A part of me feels shame even though it feels so good. It happens every spring in these halcyon days for those of us who love college basketball. Even those indifferent to March Madness fill out a bracket and spend countless hours watching it go up in flames. For three weekends, the nation sits transfixed as college teams we’ve never heard of commit a string of Herculean feats and miraculous upsets. It’s a time to cheer for that season’s Cinderella story, the little guys who overcome all odds to show us we can accomplish anything if we set our minds to it.
Except I don’t. In my old age, I’ve become uncomfortably aware I’m no longer rooting for the long shot to win.
In the men’s tournament, I’ll root for the underdogs. I still get goose bumps when Northern Iowa hits a buzzer-beater or Middle Tennessee State springs the big upset.
No, it’s in the women’s tournament that my dirty little secret comes to the fore.
I don’t root for Cinderella — I root for her stepmother.
There was a time I applauded the upstart whenever I watched the women’s tournament because early-round upsets were so much rarer than in the men’s game.
After Geno Auriemma became the coach in 1985, UConn provided me a local Cinderella for which to cheer. I shouted on Kerry Bascom and her green teammates as they struggled to become relevant on the national stage. By the mid-90s, a young Rebecca Lobo led her team to the first of 10 (and counting) national championships. I learned to love women’s basketball.I convinced myself UConn was still a Cinderella in the years that followed because Pat Summit remained the head of what Auriemma dubbed “The Evil Empire.” She’d coached the sport’s most decorated program: the most titles, the most awards, and the gaudiest resume. Writers had to make up words like “winningest” to describe Summit’s seemingly insurmountable records.
Soon, however, UConn gained the upper hand. Where Tennessee once won three titles in a row, UConn would soon accomplish that on two separate occasions. Where Tennessee was once considered dominant in its sport, UConn soon became one of the greatest dynasties in all of sport. Along the way, they beat Tennessee five times out of seven in the NCAA Tournament, going 4-0 in the title game. The Evil Empire was dead. Long live the new Empire.
UConn’s women’s program now has the three longest winning streaks in the history of the sport and stands on the precipice of a fourth straight national championship. Many bemoan this level of supremacy, something not seen in college basketball since the days of UCLA in the 70s. Rather than appreciating the marriage of perfect execution and enduring determination, they wonder if this kind of dominance is good for the sport itself.

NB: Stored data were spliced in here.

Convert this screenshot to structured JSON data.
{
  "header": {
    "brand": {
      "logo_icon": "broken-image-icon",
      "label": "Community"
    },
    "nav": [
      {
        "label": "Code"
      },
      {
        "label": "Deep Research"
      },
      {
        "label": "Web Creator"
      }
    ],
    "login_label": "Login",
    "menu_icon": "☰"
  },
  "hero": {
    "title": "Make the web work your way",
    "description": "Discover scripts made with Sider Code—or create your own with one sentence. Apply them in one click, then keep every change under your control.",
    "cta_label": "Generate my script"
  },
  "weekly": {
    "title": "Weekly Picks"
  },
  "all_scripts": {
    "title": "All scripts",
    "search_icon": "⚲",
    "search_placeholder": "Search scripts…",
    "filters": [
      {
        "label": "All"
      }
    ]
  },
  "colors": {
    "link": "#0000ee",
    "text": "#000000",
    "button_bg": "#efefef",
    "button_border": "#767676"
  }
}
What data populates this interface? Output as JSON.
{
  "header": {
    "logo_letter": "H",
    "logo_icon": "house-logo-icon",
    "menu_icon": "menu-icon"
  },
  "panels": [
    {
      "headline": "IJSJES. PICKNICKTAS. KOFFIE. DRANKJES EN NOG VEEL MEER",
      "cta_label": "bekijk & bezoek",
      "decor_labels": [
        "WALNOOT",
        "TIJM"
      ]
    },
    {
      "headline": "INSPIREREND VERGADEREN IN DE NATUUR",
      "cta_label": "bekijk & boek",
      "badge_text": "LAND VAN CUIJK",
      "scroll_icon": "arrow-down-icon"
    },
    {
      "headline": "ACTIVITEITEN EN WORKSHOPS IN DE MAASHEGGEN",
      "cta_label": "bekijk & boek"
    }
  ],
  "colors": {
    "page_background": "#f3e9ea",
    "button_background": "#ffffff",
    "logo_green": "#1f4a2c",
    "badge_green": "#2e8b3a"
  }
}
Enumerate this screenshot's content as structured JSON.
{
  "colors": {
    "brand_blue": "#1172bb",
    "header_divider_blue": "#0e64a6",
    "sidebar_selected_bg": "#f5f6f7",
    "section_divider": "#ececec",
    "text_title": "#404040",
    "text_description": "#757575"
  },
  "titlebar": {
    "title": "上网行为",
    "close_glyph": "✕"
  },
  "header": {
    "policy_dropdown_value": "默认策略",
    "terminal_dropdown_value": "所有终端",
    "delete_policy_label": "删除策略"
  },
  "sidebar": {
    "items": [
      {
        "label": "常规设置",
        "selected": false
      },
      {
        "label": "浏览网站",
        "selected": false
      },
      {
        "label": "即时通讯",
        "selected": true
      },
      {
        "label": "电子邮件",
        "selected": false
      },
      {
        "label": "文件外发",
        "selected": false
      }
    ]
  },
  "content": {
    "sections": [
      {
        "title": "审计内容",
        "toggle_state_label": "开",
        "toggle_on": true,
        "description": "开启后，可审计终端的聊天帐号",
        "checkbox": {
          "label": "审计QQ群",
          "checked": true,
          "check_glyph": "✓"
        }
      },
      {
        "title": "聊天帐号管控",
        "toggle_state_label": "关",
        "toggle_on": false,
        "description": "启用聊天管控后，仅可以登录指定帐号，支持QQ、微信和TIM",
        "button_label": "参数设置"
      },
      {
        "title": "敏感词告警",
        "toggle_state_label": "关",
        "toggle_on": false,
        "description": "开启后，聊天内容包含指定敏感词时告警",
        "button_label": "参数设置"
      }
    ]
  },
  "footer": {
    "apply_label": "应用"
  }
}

Well, did Picasso ruin things for other painters? Did Beethoven’s success signal the decline of musical composition after his Ninth Symphony? I’d rather people celebrate the history that Breanna Stewart and the rest of this year’s UConn squad is making, for make no mistake: this is art. We are witnessing the elevation of the sport.
The problem is that cheering for a team this dominant is like rooting for the house in Vegas. I can’t help it. I’m rooting for the Huskies because greatness should be rewarded, not reviled. Like the old joke says, there’s a reason Cinderella is so bad at basketball: her coach is a pumpkin and she always runs away from the ball. Don’t be afraid to root against her this weekend as UConn continues its tournament run in Bridgeport.